The concept of a constructive trust was encapsulated by the English courts in Gissing v Gissing (1971) where it was held that for a constructive trust to arise there must be:
- inducement by the legal owner of the property to the other person that they were entitled to a share in its ownership (this could be shown either through express agreement or through contribution to the acquisition); and
- detriment to the claimant (eg, contribution made to the purchase of the property in question).
This approach was reaffirmed by the House of Lords in Lloyds Bank plc v Rosset (1991), although the court placed emphasis on the need for a common intention between the parties rather than inducement. As Lord Bridge said:
‘The first and fundamental question which must always be resolved is whether, independently of any inference to be drawn from the conduct of the parties in the course of sharing the house as their home and managing their joint affairs, there has at any time prior to acquisition, or exceptionally at some later date, been any agreement, arrangement or understanding reached between them that the property is to be shared beneficially.’

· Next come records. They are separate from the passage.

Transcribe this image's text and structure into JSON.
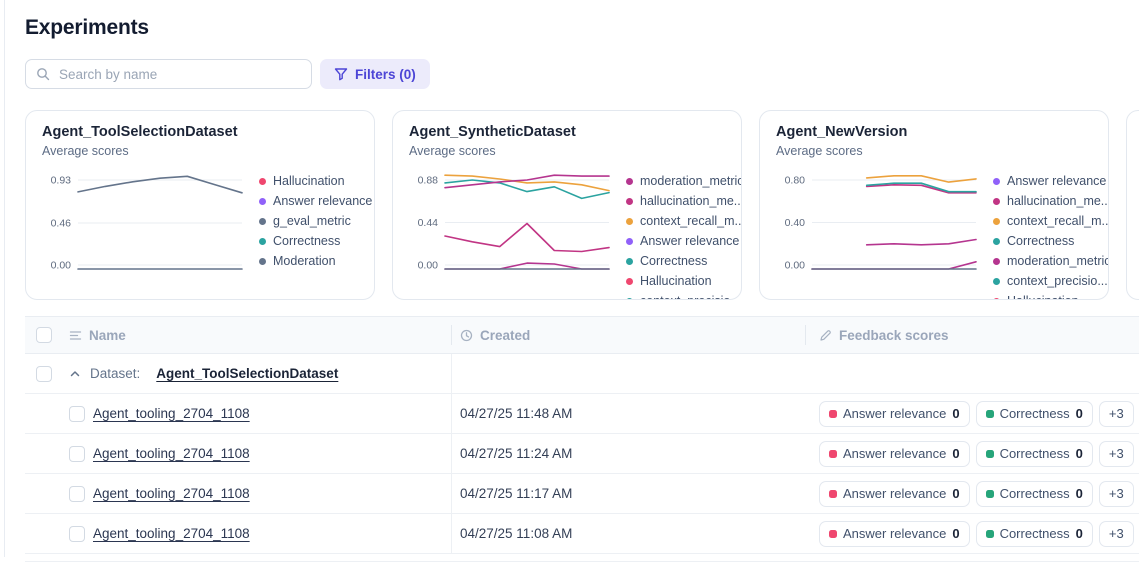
{
  "page": {
    "title": "Experiments"
  },
  "toolbar": {
    "search_placeholder": "Search by name",
    "filters_label": "Filters (0)"
  },
  "colors": {
    "accent": "#4C45D6",
    "rose": "#EF476F",
    "green": "#27A57A",
    "slate": "#64748B"
  },
  "cards": [
    {
      "title": "Agent_ToolSelectionDataset",
      "subtitle": "Average scores",
      "chart": {
        "type": "line",
        "yticks": [
          "0.93",
          "0.46",
          "0.00"
        ],
        "ylim": [
          0,
          0.97
        ],
        "series": [
          {
            "name": "g_eval_metric",
            "color": "#64748B",
            "values": [
              0.8,
              0.86,
              0.91,
              0.95,
              0.97,
              0.88,
              0.79
            ]
          },
          {
            "name": "Moderation",
            "color": "#64748B",
            "values": [
              0,
              0,
              0,
              0,
              0,
              0,
              0
            ]
          }
        ],
        "legend": [
          {
            "label": "Hallucination",
            "color": "#EF476F"
          },
          {
            "label": "Answer relevance",
            "color": "#9061F9"
          },
          {
            "label": "g_eval_metric",
            "color": "#64748B"
          },
          {
            "label": "Correctness",
            "color": "#2BA3A0"
          },
          {
            "label": "Moderation",
            "color": "#64748B"
          }
        ]
      }
    },
    {
      "title": "Agent_SyntheticDataset",
      "subtitle": "Average scores",
      "chart": {
        "type": "line",
        "yticks": [
          "0.88",
          "0.44",
          "0.00"
        ],
        "ylim": [
          0,
          0.93
        ],
        "series": [
          {
            "name": "context_recall_metric",
            "color": "#ECA23D",
            "values": [
              0.93,
              0.92,
              0.89,
              0.85,
              0.86,
              0.83,
              0.77
            ]
          },
          {
            "name": "Correctness",
            "color": "#2BA3A0",
            "values": [
              0.85,
              0.88,
              0.85,
              0.76,
              0.81,
              0.69,
              0.75
            ]
          },
          {
            "name": "moderation_metric",
            "color": "#B5358F",
            "values": [
              0.8,
              0.83,
              0.86,
              0.88,
              0.93,
              0.92,
              0.92
            ]
          },
          {
            "name": "hallucination_metric",
            "color": "#C13584",
            "values": [
              0.3,
              0.24,
              0.19,
              0.43,
              0.15,
              0.14,
              0.18
            ]
          },
          {
            "name": "Hallucination",
            "color": "#B5358F",
            "values": [
              0,
              0,
              0,
              0.02,
              0.01,
              0,
              0
            ]
          },
          {
            "name": "Answer relevance",
            "color": "#64748B",
            "values": [
              0,
              0,
              0,
              0,
              0,
              0,
              0
            ]
          }
        ],
        "legend": [
          {
            "label": "moderation_metric",
            "color": "#B5358F"
          },
          {
            "label": "hallucination_me...",
            "color": "#C13584"
          },
          {
            "label": "context_recall_m...",
            "color": "#ECA23D"
          },
          {
            "label": "Answer relevance",
            "color": "#9061F9"
          },
          {
            "label": "Correctness",
            "color": "#2BA3A0"
          },
          {
            "label": "Hallucination",
            "color": "#EF476F"
          },
          {
            "label": "context_precisio...",
            "color": "#2BA3A0"
          }
        ]
      }
    },
    {
      "title": "Agent_NewVersion",
      "subtitle": "Average scores",
      "chart": {
        "type": "line",
        "yticks": [
          "0.80",
          "0.40",
          "0.00"
        ],
        "ylim": [
          0,
          0.84
        ],
        "series": [
          {
            "name": "context_recall_metric",
            "color": "#ECA23D",
            "values": [
              null,
              null,
              0.82,
              0.84,
              0.84,
              0.78,
              0.81
            ]
          },
          {
            "name": "hallucination_metric",
            "color": "#C13584",
            "values": [
              null,
              null,
              0.74,
              0.755,
              0.75,
              0.68,
              0.68
            ]
          },
          {
            "name": "Correctness",
            "color": "#2BA3A0",
            "values": [
              null,
              null,
              0.75,
              0.77,
              0.77,
              0.69,
              0.69
            ]
          },
          {
            "name": "moderation_metric",
            "color": "#B5358F",
            "values": [
              null,
              null,
              0.19,
              0.2,
              0.19,
              0.2,
              0.24
            ]
          },
          {
            "name": "Hallucination",
            "color": "#B5358F",
            "values": [
              0,
              0,
              0,
              0,
              0,
              0,
              0.03
            ]
          },
          {
            "name": "Answer relevance",
            "color": "#64748B",
            "values": [
              0,
              0,
              0,
              0,
              0,
              0,
              0
            ]
          }
        ],
        "legend": [
          {
            "label": "Answer relevance",
            "color": "#9061F9"
          },
          {
            "label": "hallucination_me...",
            "color": "#C13584"
          },
          {
            "label": "context_recall_m...",
            "color": "#ECA23D"
          },
          {
            "label": "Correctness",
            "color": "#2BA3A0"
          },
          {
            "label": "moderation_metric",
            "color": "#B5358F"
          },
          {
            "label": "context_precisio...",
            "color": "#2BA3A0"
          },
          {
            "label": "Hallucination",
            "color": "#EF476F"
          }
        ]
      }
    }
  ],
  "table": {
    "columns": [
      {
        "label": "Name"
      },
      {
        "label": "Created"
      },
      {
        "label": "Feedback scores"
      }
    ],
    "group": {
      "label": "Dataset:",
      "dataset": "Agent_ToolSelectionDataset"
    },
    "rows": [
      {
        "name": "Agent_tooling_2704_1108",
        "created": "04/27/25 11:48 AM",
        "badges": [
          {
            "label": "Answer relevance",
            "value": "0",
            "color": "#EF476F"
          },
          {
            "label": "Correctness",
            "value": "0",
            "color": "#27A57A"
          },
          {
            "label": "+3"
          }
        ]
      },
      {
        "name": "Agent_tooling_2704_1108",
        "created": "04/27/25 11:24 AM",
        "badges": [
          {
            "label": "Answer relevance",
            "value": "0",
            "color": "#EF476F"
          },
          {
            "label": "Correctness",
            "value": "0",
            "color": "#27A57A"
          },
          {
            "label": "+3"
          }
        ]
      },
      {
        "name": "Agent_tooling_2704_1108",
        "created": "04/27/25 11:17 AM",
        "badges": [
          {
            "label": "Answer relevance",
            "value": "0",
            "color": "#EF476F"
          },
          {
            "label": "Correctness",
            "value": "0",
            "color": "#27A57A"
          },
          {
            "label": "+3"
          }
        ]
      },
      {
        "name": "Agent_tooling_2704_1108",
        "created": "04/27/25 11:08 AM",
        "badges": [
          {
            "label": "Answer relevance",
            "value": "0",
            "color": "#EF476F"
          },
          {
            "label": "Correctness",
            "value": "0",
            "color": "#27A57A"
          },
          {
            "label": "+3"
          }
        ]
      }
    ]
  }
}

Common intention can either be express or implied.
Express common intention
Express common intention will be found if the claimant can prove that there was an express agreement that the property would be shared beneficially. A number of principles have arisen at common law regarding the finding of express common intention:
- An inference will not necessarily be inferred from the parties’ expectations arising from their relationship (James v Thomas (2007)).
- If the aim of the agreement was for an unlawful purpose – eg, to evade bankruptcy rules – no constructive trust can arise (Barrett v Barrett (2008)).
- The exact amount of the beneficial share does not have to be agreed (Drake v Whipp (1996)).
Inferred common intention
Where no express common intention can be found, it may sometimes be inferred from the conduct of the parties, although Lord Bridge opined in Lloyds Bank v Rosset that only a substantial contribution to the purchase price would be enough for such a common intention to be inferred. The courts have decreed that:
- If the contribution to the purchase price was through a gift or loan, no common intention will be inferred (Re Sharpe (a bankrupt) (1980)).
- If the legal owner did not know about the contribution, no common intention will be inferred (Lightfoot v Lightfoot-Brown (2005)).
- Where the property was bought before the relationship started it is harder to show an inferred common intention (James v Thomas (2007)).
If a common intention is found, the claimant must then show they acted to their detriment with regard to the disputed property. This is particularly important in cases where express common intention has been found as, where common intention is inferred, the conduct leading to the inference will usually be enough to prove detriment. Factors which will be considered a detriment include:
- a direct contribution to the purchase price;
- home improvements (Eves v Eves (1975));
- a financial contribution made to household expenses (Grant v Edwards (1986)).